I wouldn’t claim for either my current or my 17-year-old self any kind of serious Plato scholarship, but at the time I had already read some of the basics (Crito, Apology, Phaedo, Symposium, and Allegory of the Cave) and one things I was pretty sure of was that this was not the result I had found from reading Plato, nor that which the Church and Western Culture in general had derived from him.

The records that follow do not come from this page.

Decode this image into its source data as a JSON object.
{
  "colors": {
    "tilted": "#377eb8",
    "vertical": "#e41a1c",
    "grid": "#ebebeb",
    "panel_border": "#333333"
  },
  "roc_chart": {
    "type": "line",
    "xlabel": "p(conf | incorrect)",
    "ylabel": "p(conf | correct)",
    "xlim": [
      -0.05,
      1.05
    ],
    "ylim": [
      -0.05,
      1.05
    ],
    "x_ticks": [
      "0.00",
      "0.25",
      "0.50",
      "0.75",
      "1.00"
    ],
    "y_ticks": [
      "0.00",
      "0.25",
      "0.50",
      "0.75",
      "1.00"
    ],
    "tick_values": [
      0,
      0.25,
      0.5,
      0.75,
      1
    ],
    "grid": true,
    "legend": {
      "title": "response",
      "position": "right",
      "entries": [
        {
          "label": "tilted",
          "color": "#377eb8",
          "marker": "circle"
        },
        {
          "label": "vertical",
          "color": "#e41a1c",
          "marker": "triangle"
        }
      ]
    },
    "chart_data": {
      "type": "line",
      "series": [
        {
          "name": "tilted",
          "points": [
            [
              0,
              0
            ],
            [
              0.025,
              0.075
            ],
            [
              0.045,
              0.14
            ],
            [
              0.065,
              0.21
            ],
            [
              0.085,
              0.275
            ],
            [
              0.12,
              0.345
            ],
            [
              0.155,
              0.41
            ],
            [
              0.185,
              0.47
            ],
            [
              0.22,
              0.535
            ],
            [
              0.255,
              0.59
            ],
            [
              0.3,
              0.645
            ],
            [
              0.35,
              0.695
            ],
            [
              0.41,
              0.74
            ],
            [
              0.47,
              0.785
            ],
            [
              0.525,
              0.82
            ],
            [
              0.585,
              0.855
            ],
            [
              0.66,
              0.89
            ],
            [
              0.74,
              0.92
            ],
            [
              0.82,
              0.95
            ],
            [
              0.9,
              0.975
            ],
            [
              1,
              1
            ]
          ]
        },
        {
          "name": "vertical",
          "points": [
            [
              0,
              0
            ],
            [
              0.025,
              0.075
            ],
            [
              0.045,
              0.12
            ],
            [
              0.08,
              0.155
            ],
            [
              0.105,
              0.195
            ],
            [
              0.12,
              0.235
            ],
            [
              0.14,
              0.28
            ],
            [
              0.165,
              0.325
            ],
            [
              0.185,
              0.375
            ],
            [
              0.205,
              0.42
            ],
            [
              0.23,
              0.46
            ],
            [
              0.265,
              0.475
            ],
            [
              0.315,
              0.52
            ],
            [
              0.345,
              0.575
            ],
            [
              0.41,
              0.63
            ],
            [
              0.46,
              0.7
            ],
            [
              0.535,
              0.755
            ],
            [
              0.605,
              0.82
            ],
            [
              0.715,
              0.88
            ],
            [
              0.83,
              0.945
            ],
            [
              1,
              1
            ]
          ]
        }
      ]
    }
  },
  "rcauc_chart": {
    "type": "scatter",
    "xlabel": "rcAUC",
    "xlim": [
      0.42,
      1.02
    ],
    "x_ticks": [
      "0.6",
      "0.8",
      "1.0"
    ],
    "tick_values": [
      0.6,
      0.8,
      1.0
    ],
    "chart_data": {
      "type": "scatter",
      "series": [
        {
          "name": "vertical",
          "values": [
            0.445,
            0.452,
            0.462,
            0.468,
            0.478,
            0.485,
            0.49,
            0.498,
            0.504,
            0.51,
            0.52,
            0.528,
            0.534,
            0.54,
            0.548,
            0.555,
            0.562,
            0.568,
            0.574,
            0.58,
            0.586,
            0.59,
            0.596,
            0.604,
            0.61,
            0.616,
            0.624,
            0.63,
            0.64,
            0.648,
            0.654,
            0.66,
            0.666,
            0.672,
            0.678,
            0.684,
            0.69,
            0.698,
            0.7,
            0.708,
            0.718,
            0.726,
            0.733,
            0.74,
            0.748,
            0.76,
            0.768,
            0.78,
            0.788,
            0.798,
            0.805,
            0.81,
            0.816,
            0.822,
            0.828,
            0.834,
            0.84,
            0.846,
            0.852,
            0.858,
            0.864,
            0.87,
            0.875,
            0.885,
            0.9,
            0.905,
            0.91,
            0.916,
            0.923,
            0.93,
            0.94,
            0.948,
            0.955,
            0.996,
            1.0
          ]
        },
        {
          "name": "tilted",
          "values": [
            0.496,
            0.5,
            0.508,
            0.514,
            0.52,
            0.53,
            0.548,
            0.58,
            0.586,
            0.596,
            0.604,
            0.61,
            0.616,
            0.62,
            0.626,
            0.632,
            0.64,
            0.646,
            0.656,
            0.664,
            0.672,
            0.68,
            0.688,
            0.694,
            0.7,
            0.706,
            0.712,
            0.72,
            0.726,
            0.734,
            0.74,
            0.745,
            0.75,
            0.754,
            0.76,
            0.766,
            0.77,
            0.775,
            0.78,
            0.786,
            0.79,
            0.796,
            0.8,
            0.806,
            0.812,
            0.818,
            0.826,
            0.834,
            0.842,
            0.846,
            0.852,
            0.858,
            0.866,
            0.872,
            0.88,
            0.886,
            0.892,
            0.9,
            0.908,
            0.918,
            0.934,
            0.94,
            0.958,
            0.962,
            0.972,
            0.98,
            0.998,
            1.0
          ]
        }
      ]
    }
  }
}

If a Great Books program is run by relativists, it will have a certain tendency to turn out relativists. So I would agree with Deneen that it is not enough for us to push for Great Books programs and simply leave it at that. However, I would tend to differ somewhat from his analysis here in that I retain a fair amount of faith in the fundamental power of the great works of Western Civilization to speak for themselves. While I don’t think that the mere creation of a Great Books program is the end of the road, with little weight given to how it’s run and by whom, it does at least seem to me that for those who believe an education rooted in Western Culture is important, reading the works themselves is a great start. Surely it is better to have someone with a well ordered understanding of their place in the western canon to guide the student through such a program — indeed, my experience in the Great Books core curriculum at Steubenville underlined for me how at sea a group of unprepared students can get reading the Ancient Greeks without proper preparation and guidance — but I have enough faith in the quality of the great books themselves to think that it is better to have read them under almost any circumstances than not to have read them at all.